Now? Good luck. Only Sain had tickets to the game.
"It's only money," Sain joked.
"Says the guy with tickets," Refuik said.
"I want to find Mark Chipman somewhere," Crook said. " 'Mark, need some tickets, buddy.' "
Drawing media attention at The Forks was Justin Kiezik, 31. He held a homemade sign that read: "YOU MUST BE THIS TALL TO BE COMMISSIONER." It featured an arrow pointing to another sign that said: "BETTMAN." At the bottom of that sign was a doll -- the South Park character Cartman.
Wait a minute. Why rip on NHL commissioner Gary Bettman. Isn't all forgiven now?
"The day it was announced, everyone was happy except for him," Kiezik said. "He was like, 'You better sell 13,000.' Well, I'm pretty sure we sold 13,000 season tickets. It's not going to be a problem."

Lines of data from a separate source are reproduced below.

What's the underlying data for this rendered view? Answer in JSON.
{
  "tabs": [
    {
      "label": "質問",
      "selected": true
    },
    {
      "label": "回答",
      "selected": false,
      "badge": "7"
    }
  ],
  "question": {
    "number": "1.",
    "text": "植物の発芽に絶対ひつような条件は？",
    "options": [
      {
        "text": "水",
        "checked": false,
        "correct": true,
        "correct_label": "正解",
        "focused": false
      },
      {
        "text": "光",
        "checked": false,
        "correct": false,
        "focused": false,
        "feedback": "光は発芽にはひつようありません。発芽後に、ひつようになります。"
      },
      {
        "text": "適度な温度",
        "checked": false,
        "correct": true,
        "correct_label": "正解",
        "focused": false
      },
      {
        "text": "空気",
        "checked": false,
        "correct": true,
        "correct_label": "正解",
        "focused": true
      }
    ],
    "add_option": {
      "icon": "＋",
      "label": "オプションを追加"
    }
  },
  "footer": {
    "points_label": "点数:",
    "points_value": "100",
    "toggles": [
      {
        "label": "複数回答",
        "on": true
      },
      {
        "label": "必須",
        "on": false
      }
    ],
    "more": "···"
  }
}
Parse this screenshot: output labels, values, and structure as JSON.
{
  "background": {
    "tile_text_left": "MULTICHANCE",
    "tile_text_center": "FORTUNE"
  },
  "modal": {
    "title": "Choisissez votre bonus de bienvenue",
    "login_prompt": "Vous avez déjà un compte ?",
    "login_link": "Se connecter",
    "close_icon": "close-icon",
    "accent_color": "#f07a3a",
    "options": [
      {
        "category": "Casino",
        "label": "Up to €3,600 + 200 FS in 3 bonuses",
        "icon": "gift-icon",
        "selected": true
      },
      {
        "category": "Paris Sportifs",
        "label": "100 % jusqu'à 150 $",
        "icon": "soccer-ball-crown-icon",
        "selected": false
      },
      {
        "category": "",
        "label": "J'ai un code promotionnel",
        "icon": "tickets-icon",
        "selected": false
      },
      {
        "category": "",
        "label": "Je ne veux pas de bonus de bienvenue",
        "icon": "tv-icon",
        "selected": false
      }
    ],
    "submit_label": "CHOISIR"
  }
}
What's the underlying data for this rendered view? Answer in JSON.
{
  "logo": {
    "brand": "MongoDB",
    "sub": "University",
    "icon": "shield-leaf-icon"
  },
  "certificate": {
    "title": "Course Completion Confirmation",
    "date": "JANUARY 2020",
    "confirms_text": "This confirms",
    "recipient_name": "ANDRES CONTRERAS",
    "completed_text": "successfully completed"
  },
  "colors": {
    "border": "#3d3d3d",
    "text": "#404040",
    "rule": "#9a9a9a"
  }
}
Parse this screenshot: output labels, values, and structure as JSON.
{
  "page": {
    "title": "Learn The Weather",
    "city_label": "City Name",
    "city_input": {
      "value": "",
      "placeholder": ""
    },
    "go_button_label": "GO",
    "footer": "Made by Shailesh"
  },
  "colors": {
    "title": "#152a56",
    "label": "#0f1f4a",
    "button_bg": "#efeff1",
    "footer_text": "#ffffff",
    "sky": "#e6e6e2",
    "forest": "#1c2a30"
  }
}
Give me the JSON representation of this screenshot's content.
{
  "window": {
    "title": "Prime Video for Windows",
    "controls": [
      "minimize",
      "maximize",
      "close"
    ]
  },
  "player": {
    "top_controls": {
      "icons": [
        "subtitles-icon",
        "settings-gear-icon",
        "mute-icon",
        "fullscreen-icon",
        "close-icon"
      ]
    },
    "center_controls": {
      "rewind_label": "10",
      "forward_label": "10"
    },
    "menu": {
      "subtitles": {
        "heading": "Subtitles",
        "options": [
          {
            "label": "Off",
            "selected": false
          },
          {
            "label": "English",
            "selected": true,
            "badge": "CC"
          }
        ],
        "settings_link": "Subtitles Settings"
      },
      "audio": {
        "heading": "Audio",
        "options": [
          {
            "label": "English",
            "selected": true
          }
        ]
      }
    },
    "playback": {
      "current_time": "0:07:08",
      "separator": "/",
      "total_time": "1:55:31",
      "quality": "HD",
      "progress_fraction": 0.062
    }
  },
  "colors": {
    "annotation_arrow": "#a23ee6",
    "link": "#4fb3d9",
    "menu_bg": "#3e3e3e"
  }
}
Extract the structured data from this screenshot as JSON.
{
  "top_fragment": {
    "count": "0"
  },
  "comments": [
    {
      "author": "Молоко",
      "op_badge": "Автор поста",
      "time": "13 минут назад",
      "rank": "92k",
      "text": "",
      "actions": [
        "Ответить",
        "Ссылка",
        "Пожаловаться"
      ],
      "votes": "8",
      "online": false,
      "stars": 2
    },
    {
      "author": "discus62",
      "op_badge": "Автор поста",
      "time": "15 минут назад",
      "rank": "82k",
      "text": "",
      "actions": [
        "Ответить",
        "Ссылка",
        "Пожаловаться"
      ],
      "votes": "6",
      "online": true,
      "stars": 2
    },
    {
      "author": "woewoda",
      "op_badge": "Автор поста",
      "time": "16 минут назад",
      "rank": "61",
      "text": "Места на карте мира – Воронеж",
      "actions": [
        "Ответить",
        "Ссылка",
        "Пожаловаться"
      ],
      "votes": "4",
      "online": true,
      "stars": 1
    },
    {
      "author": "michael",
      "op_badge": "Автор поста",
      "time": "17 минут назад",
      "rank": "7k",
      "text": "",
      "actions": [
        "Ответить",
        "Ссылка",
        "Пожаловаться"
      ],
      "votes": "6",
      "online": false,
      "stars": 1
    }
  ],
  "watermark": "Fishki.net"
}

Isn't Bettman the guy who helped institute the salary-cap system, and isn't that system a reason why the Jets are here now?
"All of it I think goes on Chipman," Kiezik said. "Chipman's the big guy. But we'll see. We'll go forward and see what happens."
Scott Dixon stuck out at The Forks. He was wearing a blue Dustin Byfuglien(notes) jersey, but it was a Thrashers jersey. He said he bought it last season when there was talk of the Atlanta Thrashers moving to Winnipeg, thinking he would wear it on this particular day. But he also hedged his bets.
"I have a Phoenix one, too," he said.